OK, I am thru ranting. I have no solid solution for you, but I would just try to reseat all cables, maybe swap them around a bit, move them from master to slave or slave to master. Try deleting the IDE channel that the drive resides on, and reboot. Windows will redetect the drive and reinstall it. Sometimes that will set things right. Try running a lens cleaner. Also, you can try flashing the firmware to the latest versions. If all fails and you need that specific ability from your drive, try a new drive. They are fairly inexpensive these days and they get better every day.

@ MHR23
pretty much the same advice for a solution :4-dontkno


----------



## Westmar (Oct 17, 2004)

Thanks for the thoughts and advice, PLEASE. 

FYI, I am still working on resolving this issue. I will definitely post when and if I find a solution.

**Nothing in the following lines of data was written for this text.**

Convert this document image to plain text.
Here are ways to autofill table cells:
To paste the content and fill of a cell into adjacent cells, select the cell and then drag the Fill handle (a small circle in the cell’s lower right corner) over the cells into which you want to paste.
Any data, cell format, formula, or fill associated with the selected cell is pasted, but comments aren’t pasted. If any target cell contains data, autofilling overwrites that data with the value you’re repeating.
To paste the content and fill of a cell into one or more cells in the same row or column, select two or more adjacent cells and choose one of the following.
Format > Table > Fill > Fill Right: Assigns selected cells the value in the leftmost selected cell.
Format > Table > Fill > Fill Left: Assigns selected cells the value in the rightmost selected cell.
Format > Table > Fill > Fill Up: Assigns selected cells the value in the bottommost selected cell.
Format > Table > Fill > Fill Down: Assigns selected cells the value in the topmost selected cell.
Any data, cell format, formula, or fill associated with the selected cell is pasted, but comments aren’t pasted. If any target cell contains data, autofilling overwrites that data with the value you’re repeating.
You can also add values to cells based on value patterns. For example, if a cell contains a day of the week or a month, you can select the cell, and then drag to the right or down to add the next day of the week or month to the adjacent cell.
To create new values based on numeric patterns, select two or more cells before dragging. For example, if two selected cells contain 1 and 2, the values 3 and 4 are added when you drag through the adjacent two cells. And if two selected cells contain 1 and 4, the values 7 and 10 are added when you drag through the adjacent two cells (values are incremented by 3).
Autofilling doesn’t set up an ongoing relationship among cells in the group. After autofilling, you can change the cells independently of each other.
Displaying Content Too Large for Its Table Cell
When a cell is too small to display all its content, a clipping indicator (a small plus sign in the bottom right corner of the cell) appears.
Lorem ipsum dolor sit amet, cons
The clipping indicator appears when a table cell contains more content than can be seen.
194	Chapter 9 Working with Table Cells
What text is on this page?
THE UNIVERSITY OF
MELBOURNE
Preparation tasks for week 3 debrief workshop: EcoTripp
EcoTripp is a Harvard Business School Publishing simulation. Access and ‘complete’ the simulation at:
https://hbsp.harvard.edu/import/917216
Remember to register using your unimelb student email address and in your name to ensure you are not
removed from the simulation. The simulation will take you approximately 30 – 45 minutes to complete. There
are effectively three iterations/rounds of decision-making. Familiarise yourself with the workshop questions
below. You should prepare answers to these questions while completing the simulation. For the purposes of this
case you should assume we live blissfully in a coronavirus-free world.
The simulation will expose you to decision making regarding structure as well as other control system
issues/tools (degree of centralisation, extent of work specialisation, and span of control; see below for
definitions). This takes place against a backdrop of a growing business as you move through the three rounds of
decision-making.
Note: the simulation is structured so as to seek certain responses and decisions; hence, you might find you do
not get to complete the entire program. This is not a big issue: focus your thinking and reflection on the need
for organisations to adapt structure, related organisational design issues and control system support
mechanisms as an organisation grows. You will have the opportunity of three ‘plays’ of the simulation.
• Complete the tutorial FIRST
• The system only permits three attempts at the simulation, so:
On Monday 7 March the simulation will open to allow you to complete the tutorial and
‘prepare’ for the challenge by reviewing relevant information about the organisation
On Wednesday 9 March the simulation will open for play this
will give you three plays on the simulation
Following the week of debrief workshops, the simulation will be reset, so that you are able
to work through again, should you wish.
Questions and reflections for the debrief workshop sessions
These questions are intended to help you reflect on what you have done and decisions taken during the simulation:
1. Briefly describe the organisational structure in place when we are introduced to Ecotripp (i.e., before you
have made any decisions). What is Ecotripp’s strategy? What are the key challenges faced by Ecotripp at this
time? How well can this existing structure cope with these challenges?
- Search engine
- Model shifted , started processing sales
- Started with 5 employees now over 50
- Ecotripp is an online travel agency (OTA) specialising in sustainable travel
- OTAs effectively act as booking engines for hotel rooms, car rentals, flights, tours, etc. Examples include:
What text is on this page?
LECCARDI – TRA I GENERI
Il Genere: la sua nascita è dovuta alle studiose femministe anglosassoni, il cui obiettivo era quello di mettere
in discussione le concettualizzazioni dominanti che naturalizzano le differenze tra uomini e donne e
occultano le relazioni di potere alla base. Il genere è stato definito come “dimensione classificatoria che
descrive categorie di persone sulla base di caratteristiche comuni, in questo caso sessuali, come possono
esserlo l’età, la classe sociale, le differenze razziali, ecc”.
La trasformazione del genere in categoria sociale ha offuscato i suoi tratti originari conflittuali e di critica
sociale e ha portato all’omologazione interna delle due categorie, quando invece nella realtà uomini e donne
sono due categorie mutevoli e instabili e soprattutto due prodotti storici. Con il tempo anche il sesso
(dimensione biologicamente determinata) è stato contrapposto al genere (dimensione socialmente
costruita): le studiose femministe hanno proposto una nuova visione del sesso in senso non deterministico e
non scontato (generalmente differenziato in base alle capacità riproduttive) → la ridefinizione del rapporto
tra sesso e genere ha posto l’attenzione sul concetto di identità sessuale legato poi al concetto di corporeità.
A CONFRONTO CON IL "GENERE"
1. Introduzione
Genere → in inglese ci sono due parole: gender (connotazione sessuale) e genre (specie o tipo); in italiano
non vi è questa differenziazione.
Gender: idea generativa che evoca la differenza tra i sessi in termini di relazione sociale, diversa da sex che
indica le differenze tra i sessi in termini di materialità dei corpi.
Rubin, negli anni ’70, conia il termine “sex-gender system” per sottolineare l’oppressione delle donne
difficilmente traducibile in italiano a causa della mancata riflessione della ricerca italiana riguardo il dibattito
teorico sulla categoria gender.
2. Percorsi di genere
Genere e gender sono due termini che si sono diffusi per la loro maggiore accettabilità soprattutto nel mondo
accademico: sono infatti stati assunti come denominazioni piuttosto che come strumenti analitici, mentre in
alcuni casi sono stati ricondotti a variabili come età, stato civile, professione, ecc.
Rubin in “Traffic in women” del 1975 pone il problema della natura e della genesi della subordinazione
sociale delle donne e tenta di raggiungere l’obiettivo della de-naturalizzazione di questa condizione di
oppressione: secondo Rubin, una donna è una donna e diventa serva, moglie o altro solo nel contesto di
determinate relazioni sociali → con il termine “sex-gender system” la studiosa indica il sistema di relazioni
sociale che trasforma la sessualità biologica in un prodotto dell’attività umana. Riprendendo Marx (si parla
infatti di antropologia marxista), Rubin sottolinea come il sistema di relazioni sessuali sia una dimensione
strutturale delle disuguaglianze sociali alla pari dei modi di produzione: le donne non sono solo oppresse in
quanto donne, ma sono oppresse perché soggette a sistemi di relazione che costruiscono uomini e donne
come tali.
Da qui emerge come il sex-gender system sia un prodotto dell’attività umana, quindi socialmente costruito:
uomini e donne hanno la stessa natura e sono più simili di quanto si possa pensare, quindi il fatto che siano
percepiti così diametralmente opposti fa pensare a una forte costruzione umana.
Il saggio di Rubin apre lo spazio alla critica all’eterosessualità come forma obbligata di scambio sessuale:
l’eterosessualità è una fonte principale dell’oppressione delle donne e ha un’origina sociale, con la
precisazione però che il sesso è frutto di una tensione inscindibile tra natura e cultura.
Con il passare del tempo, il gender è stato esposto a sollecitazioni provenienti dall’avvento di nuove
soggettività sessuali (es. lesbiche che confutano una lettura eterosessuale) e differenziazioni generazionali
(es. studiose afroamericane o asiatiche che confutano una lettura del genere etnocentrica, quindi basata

Hrrrmph! Brand new PC and THIS is happening. There IS no justice... :sayno:


----------



## Westmar (Oct 17, 2004)

Not much of an update - but I am going to be getting a hold of Dell and raising holy hell. There's no way this is "normal", and I can't find a solution.


----------



## lyricwave (May 19, 2008)

im having the same problem now!! did you ever find a solution to this?


----------



## 2oldforthis (Jan 25, 2009)

Hi , like westmar , I have a similar problem. I changed pc's from one that ran with ME about 2 years ago to one with xp.
Recently I tried to run some burnt cd-r's with holiday jpegs and avi's that were burnt on the old pc . I think they were burnt with Roxio software ,and shock horror , the burner drives (I have 2 -sony and phillips on this pc) said no disk or unrecognised format. I currently run with Nero 9 burning software . I purchased cdroller and got back one cd , but I still have 4 cd-r's that cannot be recovered by this software.Ive read some answers here and followed some without luck.
So again like Westmar , I am waiting to find a guru who can find the magic key to unlock these cd's.


----------